The world's largest technology companies, including Apple, HP and Dell, have created a network of "electronic sweatshops" in China and should bear responsibility for a string of suicides among workers, a new report has claimed.
By Malcolm Moore, Shanghai
4:24PM BST 21 Jul 2011
As Apple celebrated record profits, and moved closer to becoming the world's most valuable company with a market capitalisation of over $360 billion, China Labor Watch (CLW), a New York-based rights group, presented its evidence about the true cost of our obsession with technology
China Labor Watch sent investigators to work on the production lines of ten major Chinese electronics factories, which assemble products for Apple, Dell and HP as well as Sony, Nokia, Motorola and many others.
Over an eight month period, the investigators also interviewed over 400 workers about conditions that they claim were not only unethical, but often also illegal under Chinese law.
Nine of the ten factories allegedly forced their workers to work as many as 40 extra hours of overtime each week and nine paid a basic wage that "did not provide workers with the means to afford basic living costs".
The report claimed that "on one HP assembly line, workers were required to complete their assigned task every three seconds, while continually standing over a ten-hour period".
One of the factories listed in the report allegedly had such "militant" bosses that workers were forbidden to speak during their 12-hour shifts. Some others are said to have made it impossible for workers to use the bathroom.
"Left to themselves, multinational companies and Chinese manufacturers will continue to pursue business and labour practices that ultimately abuse Chinese workers," the report said, noting that the entire industry is unregulated and that Apple only pays £3.99 to manufacture a £600 iPhone, leaving factories little option but to make profits by exploiting workers.
Earlier this week, another employee at Foxconn, the world's largest electronics manufacturer was found dead at the company's sprawling factory in the southern city of Shenzhen, where over 250,000 workers assemble gadgets for almost every major electronics company.
Last year, a suicide cluster at Foxconn claimed 14 lives and prompted intense scrutiny of the inhuman working practices in the electronics industry.
However, China Labour Watch said the industry had failed to change its ways and was still ruthlessly putting larger profits above a minimum standard of welfare for workers.
"Foxconn is not the only company that should bear responsibility for worker suicides: Apple, HP, Dell and other international companies should also be held responsible, as their goal of profit maximisation comes at the cost of the workers' wages and sub-optimal working conditions," the report argued.
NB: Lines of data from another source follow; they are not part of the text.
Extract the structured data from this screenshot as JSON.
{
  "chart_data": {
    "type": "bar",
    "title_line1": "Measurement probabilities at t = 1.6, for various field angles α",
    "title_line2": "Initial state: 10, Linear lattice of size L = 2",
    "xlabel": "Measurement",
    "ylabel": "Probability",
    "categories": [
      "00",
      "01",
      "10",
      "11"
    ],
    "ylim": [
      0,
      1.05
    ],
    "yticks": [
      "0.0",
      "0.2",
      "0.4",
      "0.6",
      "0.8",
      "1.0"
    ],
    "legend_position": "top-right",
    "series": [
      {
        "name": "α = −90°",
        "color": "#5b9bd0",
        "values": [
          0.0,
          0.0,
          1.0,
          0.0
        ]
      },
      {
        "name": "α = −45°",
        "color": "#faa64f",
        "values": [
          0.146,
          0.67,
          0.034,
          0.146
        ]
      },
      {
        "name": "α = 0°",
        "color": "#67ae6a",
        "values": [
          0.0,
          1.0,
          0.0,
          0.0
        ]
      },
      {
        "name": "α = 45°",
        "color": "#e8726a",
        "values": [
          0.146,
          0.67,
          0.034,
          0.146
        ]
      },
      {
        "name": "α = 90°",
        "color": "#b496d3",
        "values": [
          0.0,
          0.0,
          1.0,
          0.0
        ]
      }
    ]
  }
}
In some factories, it is alleged, workers were not given contracts, or pay slips, and while there was a trade union in one factory, operated by Quanta, the world's largest laptop maker, "workers did not know if there are any representatives in the union or if any workers had ever had a meeting with the union".
One of the factories named in the report, run by MSI, a Taiwanese firm, said: "We admit that it is very common in the electronic industry to have long overtime hours, and we admit our factories in China need to take a long hard look at themselves." Another one, run by Tyco, said it disputed the accuracy of the report and accused China Labor Watch of not interviewing a representative sample. "We have a high turnover rate of workers in this industry," said a spokesman.
Apple, Dell, HP and Nokia did not return requests for a comment. In annual reports earlier this year, Apple revealed that child labour at its suppliers in China is worsening, with 91 children under the age of 16 being found in factories making Apple goods. Dell, meanwhile, admitted that only 46 per cent of its suppliers were following its rules.
Sony and Motorola both said they were committed to improving working conditions, but declined to comment further. "Many of these companies state that they are implementing far-reaching reforms, but we have yet to see any evidence of this," said Li Qiang, the executive director of CLW.